Who’s Greedier: Gordon Gekko or Brett Favre?


The classics in any genre are timeless.

That is why the Minnesota Vikings’ Brett Favre still resonates with two generations of football fans.

It is exactly the same reason why Gordon Gekko’s character in Oliver Stone’s Wall Street: Money Never Sleeps is also relevant today. Market observers noted that the averages on the Dow Jones, Nasdaq, and Standard & Poor’s indexes all demonstrated steep increases on Friday, the same day that Oliver Stone’s new movie premiered nationwide.

Is this merely a coincidence? Or a message sent from the traders and investors who watch financial tickers the much like a suburban husband watches ESPN score tickers (when he should be out blowing leaves onto his neighbor’s lawn)?

By Patrick Herbert


It is difficult to decipher if Favre is greedier than Gekko.

They both serve as role models to young men…by showing what not to do. Gekko’s moral compass is similar to that of Bernie Madoff. Favre continuously shows contempt for the training camp process. This time would have allowed him to gain familiarity with the receiving corps that lacks experience working with him. Gekko first corrupted a young Bud Fox (played by Charlie Sheen) and now currently misguides a future son-in-law.

It is also evident that Favre has actually hurt his team by insisting his consecutive game streak remain active. Anyone who watched the opener against the Saints viewed a Favre who looked like he had just gotten off the couch and decided to suit up.

In the new movie, Gekko leaves prison after serving seven years for money laundering, racketeering, and securities fraud. Like Favre, he insists on staying in “the game” without the proper preparation and time to reacquaint himself with the current nuances.

Favre’s actions once again inspired the Vikings organization to send players to him to beg for his return.

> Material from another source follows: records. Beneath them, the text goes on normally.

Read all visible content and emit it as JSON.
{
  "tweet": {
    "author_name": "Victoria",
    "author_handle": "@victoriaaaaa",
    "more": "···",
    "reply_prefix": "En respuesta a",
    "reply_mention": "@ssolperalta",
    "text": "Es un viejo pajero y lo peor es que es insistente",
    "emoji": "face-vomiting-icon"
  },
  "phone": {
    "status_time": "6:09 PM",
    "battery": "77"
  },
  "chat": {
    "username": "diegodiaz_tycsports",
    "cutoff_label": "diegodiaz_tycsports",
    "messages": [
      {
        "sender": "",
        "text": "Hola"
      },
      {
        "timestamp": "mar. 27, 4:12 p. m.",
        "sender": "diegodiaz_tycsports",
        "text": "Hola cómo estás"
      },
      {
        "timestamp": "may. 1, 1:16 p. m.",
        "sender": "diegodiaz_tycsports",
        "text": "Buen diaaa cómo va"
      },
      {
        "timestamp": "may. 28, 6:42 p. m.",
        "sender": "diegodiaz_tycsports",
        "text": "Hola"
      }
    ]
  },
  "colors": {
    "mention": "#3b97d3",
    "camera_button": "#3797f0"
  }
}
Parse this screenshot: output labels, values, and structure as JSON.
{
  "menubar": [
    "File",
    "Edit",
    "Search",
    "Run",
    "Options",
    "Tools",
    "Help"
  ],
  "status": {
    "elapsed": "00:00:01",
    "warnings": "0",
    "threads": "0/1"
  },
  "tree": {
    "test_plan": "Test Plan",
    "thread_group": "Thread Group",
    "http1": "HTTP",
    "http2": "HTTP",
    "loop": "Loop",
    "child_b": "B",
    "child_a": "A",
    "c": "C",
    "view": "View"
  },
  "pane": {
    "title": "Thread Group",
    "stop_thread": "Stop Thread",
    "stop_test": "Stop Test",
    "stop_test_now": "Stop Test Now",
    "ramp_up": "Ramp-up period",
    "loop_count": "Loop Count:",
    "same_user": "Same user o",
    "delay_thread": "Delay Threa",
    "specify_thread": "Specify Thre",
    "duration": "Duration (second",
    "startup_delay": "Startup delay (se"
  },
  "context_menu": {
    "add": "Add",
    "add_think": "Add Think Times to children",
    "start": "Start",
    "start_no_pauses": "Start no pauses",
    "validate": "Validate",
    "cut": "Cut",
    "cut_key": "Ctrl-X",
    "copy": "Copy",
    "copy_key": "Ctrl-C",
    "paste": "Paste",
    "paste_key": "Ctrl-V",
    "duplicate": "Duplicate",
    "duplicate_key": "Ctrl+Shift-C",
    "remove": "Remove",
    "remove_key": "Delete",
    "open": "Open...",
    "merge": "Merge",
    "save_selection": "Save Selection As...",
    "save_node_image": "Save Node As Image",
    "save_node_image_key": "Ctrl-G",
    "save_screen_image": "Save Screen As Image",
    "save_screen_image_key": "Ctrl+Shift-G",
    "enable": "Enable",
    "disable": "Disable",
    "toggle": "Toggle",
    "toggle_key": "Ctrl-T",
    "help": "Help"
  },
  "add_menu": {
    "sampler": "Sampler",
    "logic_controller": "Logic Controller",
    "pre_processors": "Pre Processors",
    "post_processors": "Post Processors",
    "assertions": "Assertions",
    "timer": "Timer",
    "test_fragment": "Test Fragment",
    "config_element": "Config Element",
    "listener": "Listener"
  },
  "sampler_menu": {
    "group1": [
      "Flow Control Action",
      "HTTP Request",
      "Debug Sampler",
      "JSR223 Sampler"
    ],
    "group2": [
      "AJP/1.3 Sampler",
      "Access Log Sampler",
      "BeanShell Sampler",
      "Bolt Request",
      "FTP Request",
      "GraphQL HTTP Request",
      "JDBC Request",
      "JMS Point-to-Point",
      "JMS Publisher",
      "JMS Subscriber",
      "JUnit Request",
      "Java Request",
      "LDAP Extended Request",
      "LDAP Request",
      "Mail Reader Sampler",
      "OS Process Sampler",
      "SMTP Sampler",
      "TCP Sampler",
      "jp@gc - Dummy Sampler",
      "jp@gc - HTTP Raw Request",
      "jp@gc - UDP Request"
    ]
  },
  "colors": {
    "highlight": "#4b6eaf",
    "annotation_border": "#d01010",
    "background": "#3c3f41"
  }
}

He insisted that because of health reasons he was considering not playing this season. It is apparent that his contract played a large role in the process. Ownership stepped up to the table and increased his salary. They also provided numerous incentives that could place Favre in the twenty million dollar range for the season.

This is in a climate where the league is on the verge of a work stoppage and the owners are hinting that they would like the players to participate in a couple of more regular season games for little to no additional compensation. As Gekko would say, “greed is good.”

That is, if you are Brett Favre.

The Vikings are not victims in this whole process. They could have called his bluff. It is the hubris of Favre that some fans loathe. The Vikings have allowed this situation to happen, so they are certainly at fault. Brad Childress is a puppet at a time when Wade Phillips’ longevity and credibility is being questioned in Dallas. It seems as if Childress’ main concern is keeping his job, rather than what is best for the team in the long term. A temporary fix will eventually lead to a gaping hole.